On Thursday afternoon, after approximately one whole day of flights, layovers and airport waiting, I arrived back in Seattle and began the process of conquering jet-lag and becoming reacquainted with day-to-day life. It is both wonderful and strangely disorienting to be home again. No longer do I have to count up a group of 10, 11 or 12 to make sure that no one has been hit by fast-moving bicycles or scooters in Amsterdam or left behind in Tanzania. After weeks of being part of a group, I'm now responsible for only myself - no more reminders to take those malaria meds at breakfast or that, yes, you really do need to take your passport with you. (Actually, with so many of my friends on vacation and Trent off racing today and at work yesterday, the solitude that I so craved has become a bit lonely.)

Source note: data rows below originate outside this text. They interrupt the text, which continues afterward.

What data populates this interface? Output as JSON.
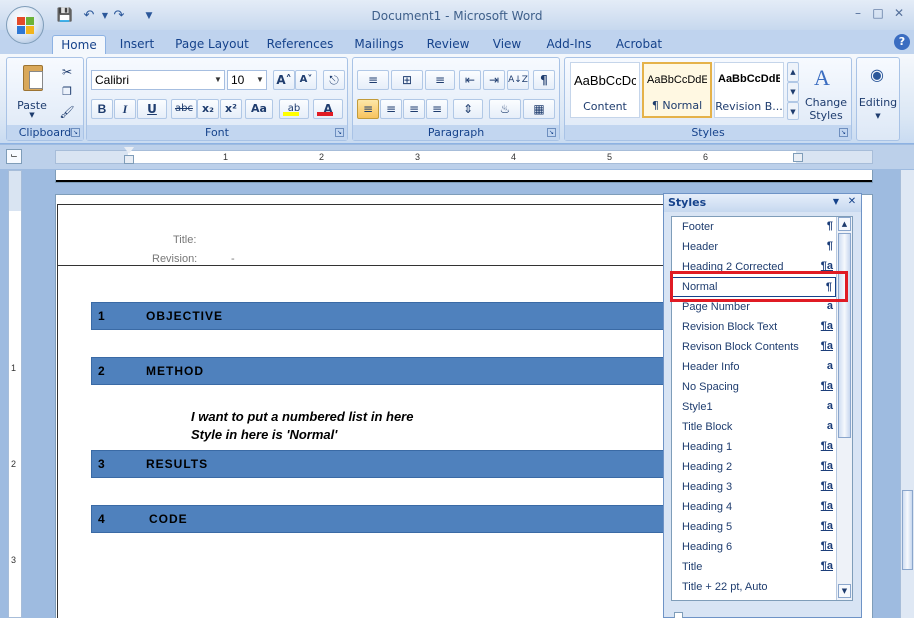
{
  "window": {
    "title": "Document1 - Microsoft Word",
    "minimize": "–",
    "maximize": "□",
    "close": "✕"
  },
  "qat": {
    "save_icon": "save-icon",
    "undo_icon": "undo-icon",
    "redo_icon": "redo-icon"
  },
  "tabs": [
    {
      "label": "Home",
      "active": true
    },
    {
      "label": "Insert"
    },
    {
      "label": "Page Layout"
    },
    {
      "label": "References"
    },
    {
      "label": "Mailings"
    },
    {
      "label": "Review"
    },
    {
      "label": "View"
    },
    {
      "label": "Add-Ins"
    },
    {
      "label": "Acrobat"
    }
  ],
  "help": "?",
  "ribbon": {
    "clipboard": {
      "label": "Clipboard",
      "paste": "Paste"
    },
    "font": {
      "label": "Font",
      "family": "Calibri",
      "size": "10",
      "bold": "B",
      "italic": "I",
      "underline": "U",
      "strike": "abc",
      "sub": "x₂",
      "sup": "x²",
      "case": "Aa",
      "grow": "A˄",
      "shrink": "A˅",
      "highlight": "ab",
      "color": "A"
    },
    "paragraph": {
      "label": "Paragraph",
      "pilcrow": "¶",
      "sort": "A↓Z"
    },
    "styles": {
      "label": "Styles",
      "tiles": [
        {
          "sample": "AaBbCcDc",
          "name": "Content"
        },
        {
          "sample": "AaBbCcDdE",
          "name": "¶ Normal",
          "selected": true
        },
        {
          "sample": "AaBbCcDdEe",
          "name": "Revision B..."
        }
      ],
      "change_styles": "Change Styles",
      "change_styles_line1": "Change",
      "change_styles_line2": "Styles"
    },
    "editing": {
      "label": "Editing"
    }
  },
  "ruler": {
    "numbers": [
      "1",
      "2",
      "3",
      "4",
      "5",
      "6"
    ],
    "vnumbers": [
      "1",
      "2",
      "3"
    ]
  },
  "document": {
    "title_label": "Title:",
    "revision_label": "Revision:",
    "revision_value": "-",
    "headings": [
      {
        "num": "1",
        "text": "OBJECTIVE"
      },
      {
        "num": "2",
        "text": "METHOD"
      },
      {
        "num": "3",
        "text": "RESULTS"
      },
      {
        "num": "4",
        "text": "CODE"
      }
    ],
    "note_line1": "I want to put a numbered list in here",
    "note_line2": "Style in here is 'Normal'"
  },
  "styles_pane": {
    "title": "Styles",
    "items": [
      {
        "name": "Footer",
        "type": "¶"
      },
      {
        "name": "Header",
        "type": "¶"
      },
      {
        "name": "Heading 2 Corrected",
        "type": "¶a"
      },
      {
        "name": "Normal",
        "type": "¶",
        "selected": true
      },
      {
        "name": "Page Number",
        "type": "a"
      },
      {
        "name": "Revision Block Text",
        "type": "¶a"
      },
      {
        "name": "Revison Block Contents",
        "type": "¶a"
      },
      {
        "name": "Header Info",
        "type": "a"
      },
      {
        "name": "No Spacing",
        "type": "¶a"
      },
      {
        "name": "Style1",
        "type": "a"
      },
      {
        "name": "Title Block",
        "type": "a"
      },
      {
        "name": "Heading 1",
        "type": "¶a"
      },
      {
        "name": "Heading 2",
        "type": "¶a"
      },
      {
        "name": "Heading 3",
        "type": "¶a"
      },
      {
        "name": "Heading 4",
        "type": "¶a"
      },
      {
        "name": "Heading 5",
        "type": "¶a"
      },
      {
        "name": "Heading 6",
        "type": "¶a"
      },
      {
        "name": "Title",
        "type": "¶a"
      },
      {
        "name": "Title + 22 pt, Auto",
        "type": ""
      }
    ]
  },
  "colors": {
    "heading_band": "#4f81bd",
    "highlight": "#e01b24",
    "ribbon_text": "#15428b"
  }
}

I've spent quite a bit of time wandering the streets, glad to finally be active after weeks of large meals and few opportunities to exercise. Buildings here are much larger and in a better state of repair, with paved streets and sidewalks, but there seem to be so few people out on our roads and shoulders in comparison with Usa River, which is so much smaller in population. When I do see people, there are certainly folks that acknowledge me with a nod or a ¨hello¨, but not with the frequency of the ¨karibus¨, ¨jambos¨, ¨hello, how are yous¨ or ¨habaris¨ witnessed in Tanzania. Children are much fewer and farther between and the three little boys that I saw leaving QFC, doughnuts in hand, did not yell out ¨mzungu, mzungu, mzungu¨ or grab my hands to walk home with me (granted, I didn't have any teenagers with me, but I doubt the situation would have been any different in any case).

I'm still not quite ready to let go of the trip or the different way I look at my home city now that I've returned. So look forward to some more detailed posts of my time away. And as much as possible, I want to be as welcoming as the Tanzanians - to extend the sense of community that I believe so strongly in. I have fallen a bit in love with Tanzanian culture, my own life at home and the group of crazy young people that I traveled with - that boundless energy, followed by exhaustion before the second wind, the possibilities in life so tantalizing and unknown (yes, I know that is an idealization, as probably each of them individually drove me crazy during the trip itself).